During the event, Simon Bernard, President and Co-Founder of Plastic Odyssey, delivered an inspiring presentation on the global initiative’s mission to combat plastic pollution through innovative recycling technologies and educational campaigns. He showcased how the expedition has been transforming plastic waste into valuable resources, fostering a global network of local recycling initiatives, and inspiring communities to adopt sustainable practices.
Santhosh Paramel, Asia Pacific Operations Director and Vice-President of the Delfingen Foundation, elaborated on their collaborative efforts with Plastic Odyssey. He highlighted their direct support in establishing two micro-factories in the Philippines, designed to empower local communities with practical recycling solutions for tackling plastic waste effectively.
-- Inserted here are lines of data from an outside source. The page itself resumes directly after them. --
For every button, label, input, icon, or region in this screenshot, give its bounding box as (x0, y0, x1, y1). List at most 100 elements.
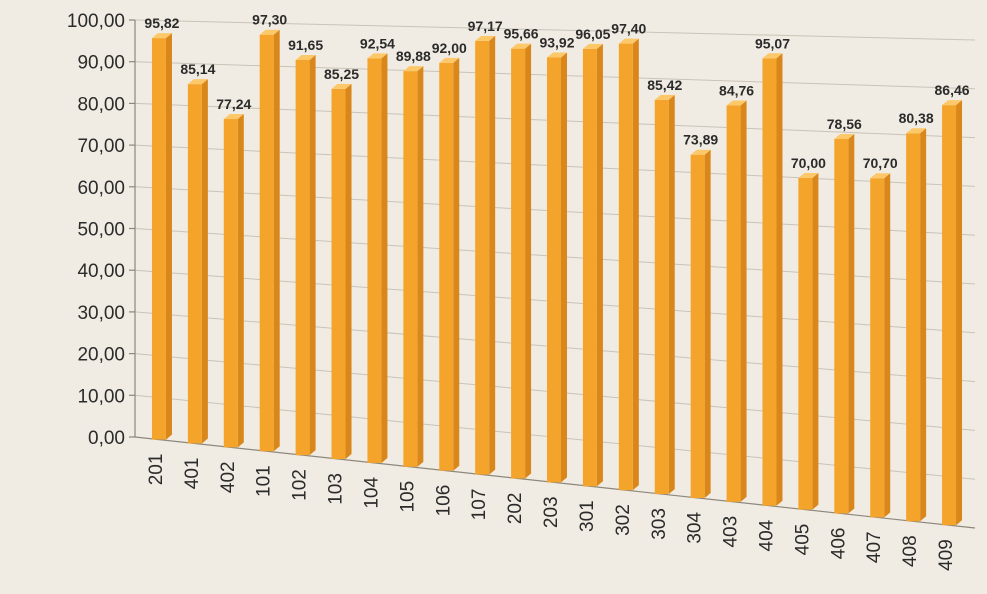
bar-front (223, 119, 238, 448)
bar-front (439, 62, 454, 471)
x-tick-label: 301 (577, 500, 598, 532)
bar-top (331, 83, 352, 89)
x-tick-label: 404 (756, 519, 777, 551)
bar-side (704, 149, 711, 498)
bar (187, 79, 208, 444)
y-tick-label: 60,00 (77, 178, 125, 199)
bar-side (237, 114, 244, 448)
bar-top (547, 52, 567, 58)
y-tick-label: 20,00 (77, 345, 125, 366)
gridline (134, 19, 976, 41)
data-label: 80,38 (899, 110, 934, 126)
bar-front (295, 59, 310, 456)
data-label: 70,00 (791, 155, 826, 171)
data-label: 97,30 (252, 12, 287, 28)
data-label: 73,89 (683, 132, 718, 148)
bar (367, 53, 388, 463)
bar-front (942, 105, 957, 526)
data-label: 92,54 (360, 35, 395, 51)
x-tick-label: 105 (397, 481, 418, 513)
data-label: 93,92 (539, 34, 574, 50)
bar-side (273, 29, 280, 452)
bar-front (367, 58, 382, 463)
bar-front (151, 38, 166, 440)
data-label: 92,00 (432, 40, 467, 56)
y-axis-labels: 0,00 10,00 20,00 30,00 40,00 50,00 60,00 70,00 8… (67, 11, 125, 449)
data-label: 85,25 (324, 66, 359, 82)
bar (798, 173, 819, 510)
bar-side (596, 43, 603, 487)
bar-side (884, 173, 891, 518)
bar-top (439, 57, 460, 63)
x-tick-label: 103 (326, 473, 347, 505)
data-label: 78,56 (827, 116, 862, 132)
bar-side (920, 128, 927, 522)
bar-side (740, 100, 747, 502)
bar (403, 66, 424, 467)
bar-side (417, 66, 424, 467)
bar (223, 114, 244, 448)
y-tick-label: 10,00 (77, 386, 125, 407)
data-label: 95,07 (755, 35, 790, 51)
bar-top (834, 134, 855, 140)
y-tick-label: 50,00 (77, 220, 125, 241)
bar-side (489, 35, 496, 475)
y-tick-label: 40,00 (77, 261, 125, 282)
bar (654, 94, 675, 495)
y-tick-label: 70,00 (77, 136, 125, 157)
bar-front (690, 154, 705, 498)
bar-top (906, 128, 927, 134)
x-tick-label: 405 (792, 524, 813, 556)
bar-front (403, 71, 418, 467)
x-axis-labels: 201 401 402 101 102 103 104 105 106 107 202 203 301 3… (146, 454, 957, 571)
bar (259, 29, 280, 452)
x-tick-label: 403 (721, 516, 742, 548)
data-label: 97,40 (611, 21, 646, 37)
data-labels-layer: 95,82 85,14 77,24 97,3091,6585,2592,5489,88… (144, 12, 969, 172)
data-label: 96,05 (575, 26, 610, 42)
bar-top (582, 43, 603, 49)
data-label: 85,42 (647, 77, 682, 93)
bar-front (798, 178, 813, 510)
y-tick-label: 90,00 (77, 53, 125, 74)
x-tick-label: 104 (361, 477, 382, 509)
y-tick-label: 100,00 (67, 11, 125, 32)
x-tick-label: 304 (685, 512, 706, 544)
bar-front (870, 178, 885, 518)
bar (618, 38, 639, 491)
x-tick-label: 107 (469, 489, 490, 521)
bar (726, 100, 747, 502)
bar-side (812, 173, 819, 510)
bar-front (547, 57, 561, 483)
bar (942, 100, 963, 526)
bar-top (511, 43, 532, 49)
bar-side (561, 52, 567, 483)
bar-front (259, 34, 274, 452)
bar-front (726, 105, 741, 502)
bar-side (632, 38, 639, 491)
bar (906, 128, 927, 522)
bar-front (762, 58, 777, 506)
x-tick-label: 406 (828, 528, 849, 560)
x-tick-label: 407 (864, 531, 885, 563)
bar (475, 35, 496, 475)
bar-top (151, 33, 172, 39)
data-label: 77,24 (216, 96, 251, 112)
x-tick-label: 401 (182, 457, 203, 489)
data-label: 84,76 (719, 83, 754, 99)
bar-side (668, 94, 675, 495)
x-tick-label: 102 (290, 469, 311, 501)
bar-side (345, 83, 352, 460)
x-tick-label: 101 (254, 465, 275, 497)
bar-side (525, 43, 532, 479)
bar (690, 149, 711, 498)
data-label: 91,65 (288, 37, 323, 53)
bar-top (223, 114, 244, 120)
bar-front (331, 88, 346, 460)
bar-front (511, 48, 526, 479)
bar-top (618, 38, 639, 44)
bar-top (259, 29, 280, 35)
bar-front (654, 99, 669, 495)
data-label: 95,66 (504, 26, 539, 42)
y-tick-label: 80,00 (77, 94, 125, 115)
Youth for Dagat: Empowering Filipino Youth to Combat Plastic Pollution

The event also saw the launch of the Youth for Dagat Program, a school-based initiative aimed at empowering Filipino youth to take action against plastic pollution. Spearheaded by the France Philippines United Action Foundation (FPUA), the program emphasises environmental education, equipping students with practical tools to understand and address the harmful impacts of plastic waste. Alexandra Acedillo, FPUA Project Coordinator, underscored the program’s mission to nurture a new generation of environmental advocates by fostering grassroots engagement and promoting actionable solutions.
Funded by the Embassy of France to the Philippines, the Youth for Dagat Program forms part of the Embassy’s Blue Nations initiative, which seeks to strengthen collaboration between France and the Philippines on maritime and climate issues. It also serves as a preparatory step for the 2025 United Nations Ocean Conference (UNOC) in Nice, reaffirming the commitment of both nations to environmental sustainability and ocean preservation.
Building Connections and Showcasing Impact
The evening concluded with a networking cocktail, providing participants the chance to engage directly with the Plastic Odyssey crew. Attendees were also treated to a special screening of the Plastic Odyssey documentary, offering an in-depth exploration of the expedition’s transformative work worldwide.
This opening event marked a significant milestone in fostering cross-cultural partnerships to address one of the planet’s most pressing environmental challenges. By bringing together key stakeholders and innovative solutions, it set the stage for meaningful collaboration and action toward a sustainable future.